The 1940 Census showed the family still in the Seattle area. The father worked 36 weeks the year before and earned $1,800 as an assistant to a senior officer in the Civilian Conservation Corps, a Depression-era federal jobs program.
Willett Jr. attended Lincoln High School and completed 10th grade in the spring of 1940. He delivered newspapers the previous year, earning $90 for 40 weeks’ work. He also served in the Civilian Conservation Corps.
The CCC employed young single men to plant trees, build roads and trails and make other improvements to public land, forests and parks. The men lived at camps across the country and were provided a bed and three meals a day. Of their $30 monthly pay, $25 was sent to their families. He served in Co. 2904 at Tiller, Oregon.

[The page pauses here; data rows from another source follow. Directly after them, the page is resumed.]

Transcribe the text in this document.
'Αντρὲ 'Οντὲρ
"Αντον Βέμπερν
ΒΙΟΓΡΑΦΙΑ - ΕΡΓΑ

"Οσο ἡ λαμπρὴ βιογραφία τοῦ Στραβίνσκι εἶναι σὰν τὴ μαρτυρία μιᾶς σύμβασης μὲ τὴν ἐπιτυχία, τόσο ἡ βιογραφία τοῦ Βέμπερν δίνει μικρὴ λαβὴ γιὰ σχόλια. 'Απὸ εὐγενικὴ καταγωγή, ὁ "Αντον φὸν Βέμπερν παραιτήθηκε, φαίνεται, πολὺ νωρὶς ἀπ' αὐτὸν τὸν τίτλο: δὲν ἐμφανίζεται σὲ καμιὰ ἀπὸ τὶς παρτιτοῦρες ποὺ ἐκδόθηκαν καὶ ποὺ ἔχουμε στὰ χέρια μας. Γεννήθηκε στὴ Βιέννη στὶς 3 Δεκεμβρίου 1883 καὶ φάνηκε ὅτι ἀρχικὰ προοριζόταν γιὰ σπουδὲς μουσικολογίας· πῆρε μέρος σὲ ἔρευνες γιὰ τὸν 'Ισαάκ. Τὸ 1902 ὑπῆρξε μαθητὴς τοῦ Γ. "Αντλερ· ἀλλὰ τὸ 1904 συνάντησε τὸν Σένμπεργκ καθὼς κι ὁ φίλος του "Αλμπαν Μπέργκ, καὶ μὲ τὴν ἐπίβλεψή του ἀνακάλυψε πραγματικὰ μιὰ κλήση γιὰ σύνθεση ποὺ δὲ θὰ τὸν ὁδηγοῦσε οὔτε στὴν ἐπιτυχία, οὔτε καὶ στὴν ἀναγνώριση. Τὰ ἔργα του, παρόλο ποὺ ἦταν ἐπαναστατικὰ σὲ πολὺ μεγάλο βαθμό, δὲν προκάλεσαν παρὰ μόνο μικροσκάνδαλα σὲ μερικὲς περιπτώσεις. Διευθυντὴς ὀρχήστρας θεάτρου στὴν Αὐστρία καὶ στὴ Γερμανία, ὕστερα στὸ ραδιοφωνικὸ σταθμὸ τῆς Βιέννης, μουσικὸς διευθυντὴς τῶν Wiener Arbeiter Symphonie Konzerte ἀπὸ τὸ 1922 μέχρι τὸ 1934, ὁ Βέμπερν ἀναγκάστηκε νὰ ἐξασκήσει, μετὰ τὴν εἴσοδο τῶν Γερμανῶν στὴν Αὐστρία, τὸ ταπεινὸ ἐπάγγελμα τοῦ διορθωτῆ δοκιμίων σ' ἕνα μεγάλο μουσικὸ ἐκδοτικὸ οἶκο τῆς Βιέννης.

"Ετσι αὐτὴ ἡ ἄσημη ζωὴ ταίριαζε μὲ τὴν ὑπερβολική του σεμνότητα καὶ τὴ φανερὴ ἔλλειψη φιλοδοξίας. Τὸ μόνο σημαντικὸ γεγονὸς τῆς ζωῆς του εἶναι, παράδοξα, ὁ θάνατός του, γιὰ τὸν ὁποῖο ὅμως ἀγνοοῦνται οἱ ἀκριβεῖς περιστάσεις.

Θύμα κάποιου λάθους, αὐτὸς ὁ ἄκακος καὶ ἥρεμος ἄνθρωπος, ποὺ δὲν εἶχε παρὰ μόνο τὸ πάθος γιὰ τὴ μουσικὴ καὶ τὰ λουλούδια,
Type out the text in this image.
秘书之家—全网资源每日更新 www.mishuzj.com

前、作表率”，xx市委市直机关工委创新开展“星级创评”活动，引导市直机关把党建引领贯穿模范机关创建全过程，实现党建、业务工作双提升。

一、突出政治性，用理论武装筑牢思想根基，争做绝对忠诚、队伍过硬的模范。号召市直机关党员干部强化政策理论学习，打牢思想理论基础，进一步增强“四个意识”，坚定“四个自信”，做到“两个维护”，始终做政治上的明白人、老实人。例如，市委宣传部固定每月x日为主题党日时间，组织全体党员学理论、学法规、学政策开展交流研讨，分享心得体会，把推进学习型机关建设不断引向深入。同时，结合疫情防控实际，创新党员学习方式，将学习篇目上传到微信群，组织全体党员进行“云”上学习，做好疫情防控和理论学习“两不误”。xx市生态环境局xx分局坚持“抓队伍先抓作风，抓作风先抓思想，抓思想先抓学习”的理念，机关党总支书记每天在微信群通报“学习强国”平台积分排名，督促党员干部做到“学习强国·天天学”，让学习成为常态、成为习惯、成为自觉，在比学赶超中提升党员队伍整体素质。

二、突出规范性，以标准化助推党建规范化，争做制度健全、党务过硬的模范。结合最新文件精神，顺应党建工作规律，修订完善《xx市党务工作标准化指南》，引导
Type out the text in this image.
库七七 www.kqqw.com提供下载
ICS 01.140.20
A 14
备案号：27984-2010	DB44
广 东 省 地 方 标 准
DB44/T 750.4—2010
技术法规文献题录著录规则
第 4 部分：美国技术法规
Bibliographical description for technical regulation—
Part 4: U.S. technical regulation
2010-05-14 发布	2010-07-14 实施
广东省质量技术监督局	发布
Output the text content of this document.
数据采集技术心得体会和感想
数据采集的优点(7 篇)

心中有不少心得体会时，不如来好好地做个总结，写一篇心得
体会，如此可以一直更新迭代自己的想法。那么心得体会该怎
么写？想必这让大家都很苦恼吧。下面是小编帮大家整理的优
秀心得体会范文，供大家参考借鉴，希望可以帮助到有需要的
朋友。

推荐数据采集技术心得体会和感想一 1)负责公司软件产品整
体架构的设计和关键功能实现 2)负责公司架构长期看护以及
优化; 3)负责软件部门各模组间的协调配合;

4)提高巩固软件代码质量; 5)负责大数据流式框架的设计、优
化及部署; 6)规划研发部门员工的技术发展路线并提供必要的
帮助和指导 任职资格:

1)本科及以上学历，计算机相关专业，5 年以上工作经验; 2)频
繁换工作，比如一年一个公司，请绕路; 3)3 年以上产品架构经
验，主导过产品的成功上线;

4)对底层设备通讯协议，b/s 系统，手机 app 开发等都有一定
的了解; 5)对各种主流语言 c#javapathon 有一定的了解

Mr. Colegrove enlisted in the Navy on April 23, 1941 and by summer was serving on the U.S.S. Arizona. In July he was treated for fever and swollen and painful joints. His ailments continued until September, when he was sent to the Navy hospital at Mare Island in California with a diagnosis of rheumatic fever.
He returned to Hawaii in late November and on Dec. 5 went back aboard the Arizona. He was a seaman second class when he was killed two days later in the Japanese attack on Pearl Harbor.
His younger brother Robert served in the Navy in both World War II and Korea.